CVE-2018-4403
Description
This issue was addressed by removing additional entitlements. This issue affected versions prior to macOS Mojave 10.14.1.
AI Insight
LLM-synthesized narrative grounded in this CVE's description and references.
An input validation issue in afpserver allowed remote attackers to attack AFP servers via HTTP clients, fixed in macOS Mojave 10.14.1.
Vulnerability
An input validation issue existed in afpserver on macOS. This issue allowed a remote attacker to potentially attack AFP servers through HTTP clients. The vulnerability affected macOS Sierra 10.12.6, macOS High Sierra 10.13.6, and versions of macOS Mojave prior to 10.14.1 [1].
Exploitation
A remote attacker with network access could send specially crafted HTTP requests to an affected AFP server, triggering the input validation issue. No authentication or user interaction is required [1].
Impact
Successful exploitation could allow the attacker to attack the AFP server, potentially leading to unauthorized actions such as denial of service or code execution. The exact impact is not fully disclosed, but the vulnerability is rated as important by Apple [1].
Mitigation
Apple addressed the issue in macOS Mojave 10.14.1, as well as Security Update 2018-002 High Sierra and Security Update 2018-005 Sierra, all released on October 30, 2018. Users should update to the latest available version [1].

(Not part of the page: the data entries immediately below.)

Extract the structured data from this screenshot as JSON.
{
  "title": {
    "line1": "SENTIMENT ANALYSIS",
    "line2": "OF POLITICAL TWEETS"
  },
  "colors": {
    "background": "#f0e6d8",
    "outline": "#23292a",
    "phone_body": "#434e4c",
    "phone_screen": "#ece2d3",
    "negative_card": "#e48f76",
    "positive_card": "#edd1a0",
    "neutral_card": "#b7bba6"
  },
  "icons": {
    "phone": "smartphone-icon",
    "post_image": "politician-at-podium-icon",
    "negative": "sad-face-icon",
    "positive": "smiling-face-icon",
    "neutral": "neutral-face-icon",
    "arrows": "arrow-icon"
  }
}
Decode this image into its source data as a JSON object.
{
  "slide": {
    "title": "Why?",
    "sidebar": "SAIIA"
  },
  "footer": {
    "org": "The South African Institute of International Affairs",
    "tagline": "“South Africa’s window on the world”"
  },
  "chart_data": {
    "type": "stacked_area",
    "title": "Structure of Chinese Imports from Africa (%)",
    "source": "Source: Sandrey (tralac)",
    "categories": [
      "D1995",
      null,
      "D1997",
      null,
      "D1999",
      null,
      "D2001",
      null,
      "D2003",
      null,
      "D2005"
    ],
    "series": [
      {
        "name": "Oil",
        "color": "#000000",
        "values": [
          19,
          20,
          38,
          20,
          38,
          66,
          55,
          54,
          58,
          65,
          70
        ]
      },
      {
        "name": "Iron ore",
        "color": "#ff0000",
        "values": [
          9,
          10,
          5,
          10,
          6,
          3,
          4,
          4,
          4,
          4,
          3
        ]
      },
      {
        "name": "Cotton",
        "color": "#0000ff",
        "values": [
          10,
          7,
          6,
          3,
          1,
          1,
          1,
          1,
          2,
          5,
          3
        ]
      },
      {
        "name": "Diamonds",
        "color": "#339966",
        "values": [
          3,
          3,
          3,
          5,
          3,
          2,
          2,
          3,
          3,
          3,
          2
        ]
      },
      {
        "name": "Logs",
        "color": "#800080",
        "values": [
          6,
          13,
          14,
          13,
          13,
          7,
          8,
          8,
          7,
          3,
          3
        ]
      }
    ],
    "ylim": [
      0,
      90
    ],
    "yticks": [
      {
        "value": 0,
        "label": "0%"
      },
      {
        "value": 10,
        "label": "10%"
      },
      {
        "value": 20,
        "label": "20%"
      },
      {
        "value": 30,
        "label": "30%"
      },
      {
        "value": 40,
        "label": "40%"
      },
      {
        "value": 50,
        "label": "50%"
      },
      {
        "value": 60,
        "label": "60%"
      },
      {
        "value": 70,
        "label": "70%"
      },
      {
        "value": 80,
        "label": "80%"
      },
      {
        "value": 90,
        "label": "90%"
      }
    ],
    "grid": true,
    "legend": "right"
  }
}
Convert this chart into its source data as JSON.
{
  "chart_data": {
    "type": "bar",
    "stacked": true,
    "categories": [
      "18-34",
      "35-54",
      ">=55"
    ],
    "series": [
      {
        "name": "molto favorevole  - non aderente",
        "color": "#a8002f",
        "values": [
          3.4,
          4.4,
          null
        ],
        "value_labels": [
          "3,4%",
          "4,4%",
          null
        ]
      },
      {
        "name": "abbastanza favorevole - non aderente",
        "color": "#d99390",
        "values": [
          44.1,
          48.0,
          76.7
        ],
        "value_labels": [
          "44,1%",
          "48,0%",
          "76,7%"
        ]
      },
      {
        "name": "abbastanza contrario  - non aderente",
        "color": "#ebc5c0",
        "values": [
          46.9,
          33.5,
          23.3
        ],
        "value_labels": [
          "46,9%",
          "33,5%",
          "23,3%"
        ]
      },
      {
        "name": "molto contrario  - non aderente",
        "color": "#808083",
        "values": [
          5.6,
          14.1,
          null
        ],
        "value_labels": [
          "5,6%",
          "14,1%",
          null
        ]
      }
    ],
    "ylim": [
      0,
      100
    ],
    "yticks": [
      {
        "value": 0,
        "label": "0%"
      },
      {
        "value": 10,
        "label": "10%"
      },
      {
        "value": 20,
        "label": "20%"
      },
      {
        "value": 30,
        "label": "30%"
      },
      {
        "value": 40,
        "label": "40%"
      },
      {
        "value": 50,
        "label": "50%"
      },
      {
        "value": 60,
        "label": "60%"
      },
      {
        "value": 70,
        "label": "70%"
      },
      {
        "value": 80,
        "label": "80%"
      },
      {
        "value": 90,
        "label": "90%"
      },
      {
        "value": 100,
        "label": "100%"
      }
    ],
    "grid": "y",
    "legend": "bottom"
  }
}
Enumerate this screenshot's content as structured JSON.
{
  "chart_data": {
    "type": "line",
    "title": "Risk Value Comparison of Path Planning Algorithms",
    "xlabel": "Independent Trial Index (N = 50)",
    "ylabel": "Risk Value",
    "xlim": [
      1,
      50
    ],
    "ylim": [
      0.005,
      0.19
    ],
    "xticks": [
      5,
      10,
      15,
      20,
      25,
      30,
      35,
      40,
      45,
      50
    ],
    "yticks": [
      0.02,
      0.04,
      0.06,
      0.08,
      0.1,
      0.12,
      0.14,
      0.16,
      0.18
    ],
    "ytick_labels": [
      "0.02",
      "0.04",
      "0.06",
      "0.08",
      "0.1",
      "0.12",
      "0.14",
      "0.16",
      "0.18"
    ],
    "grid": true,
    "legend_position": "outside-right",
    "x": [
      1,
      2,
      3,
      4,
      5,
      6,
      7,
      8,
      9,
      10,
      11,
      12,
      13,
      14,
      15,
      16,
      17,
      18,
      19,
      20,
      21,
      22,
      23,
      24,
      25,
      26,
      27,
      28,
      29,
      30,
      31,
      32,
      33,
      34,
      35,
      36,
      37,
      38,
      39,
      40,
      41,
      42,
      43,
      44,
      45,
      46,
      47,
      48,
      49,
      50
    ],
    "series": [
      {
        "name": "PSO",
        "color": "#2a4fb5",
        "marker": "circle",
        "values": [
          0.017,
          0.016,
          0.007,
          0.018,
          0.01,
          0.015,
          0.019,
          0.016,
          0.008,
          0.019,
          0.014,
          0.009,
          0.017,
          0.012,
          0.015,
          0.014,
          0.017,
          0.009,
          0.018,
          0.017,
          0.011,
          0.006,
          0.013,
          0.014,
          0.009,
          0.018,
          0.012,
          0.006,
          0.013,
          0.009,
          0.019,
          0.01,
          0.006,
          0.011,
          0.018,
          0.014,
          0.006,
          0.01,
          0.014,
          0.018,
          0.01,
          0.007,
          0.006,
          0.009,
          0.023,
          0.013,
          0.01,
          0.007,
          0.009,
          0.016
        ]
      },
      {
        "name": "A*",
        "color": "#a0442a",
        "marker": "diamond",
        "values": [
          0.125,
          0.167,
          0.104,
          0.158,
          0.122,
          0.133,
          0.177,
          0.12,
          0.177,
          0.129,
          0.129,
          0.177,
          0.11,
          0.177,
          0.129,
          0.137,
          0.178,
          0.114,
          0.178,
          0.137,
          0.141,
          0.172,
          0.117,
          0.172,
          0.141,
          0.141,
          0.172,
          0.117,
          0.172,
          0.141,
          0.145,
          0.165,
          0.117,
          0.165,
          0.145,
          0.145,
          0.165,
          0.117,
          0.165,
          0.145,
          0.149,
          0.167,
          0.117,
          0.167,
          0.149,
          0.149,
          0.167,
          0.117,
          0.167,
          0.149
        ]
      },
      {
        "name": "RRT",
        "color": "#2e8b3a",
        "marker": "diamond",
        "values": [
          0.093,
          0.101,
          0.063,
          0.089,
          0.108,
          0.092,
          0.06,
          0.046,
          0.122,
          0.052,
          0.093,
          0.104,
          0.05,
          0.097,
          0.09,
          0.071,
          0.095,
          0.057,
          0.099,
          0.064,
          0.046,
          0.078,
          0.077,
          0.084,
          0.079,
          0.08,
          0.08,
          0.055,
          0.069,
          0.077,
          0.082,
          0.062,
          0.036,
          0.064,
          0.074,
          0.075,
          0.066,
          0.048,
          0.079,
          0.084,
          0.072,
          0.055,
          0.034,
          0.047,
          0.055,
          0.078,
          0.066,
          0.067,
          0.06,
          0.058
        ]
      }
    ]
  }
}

AI Insight generated on May 26, 2026. Synthesized from this CVE's description and the cited reference URLs; citations are validated against the source bundle.
Affected products
2- Range: <10.14.1
- Range: Versions prior to: macOS Mojave 10.14.1
Patches
0No patches discovered yet.
Vulnerability mechanics
AI mechanics synthesis has not run for this CVE yet.
References
1- support.apple.com/kb/HT209193mitrex_refsource_MISC
News mentions
0No linked articles in our index yet.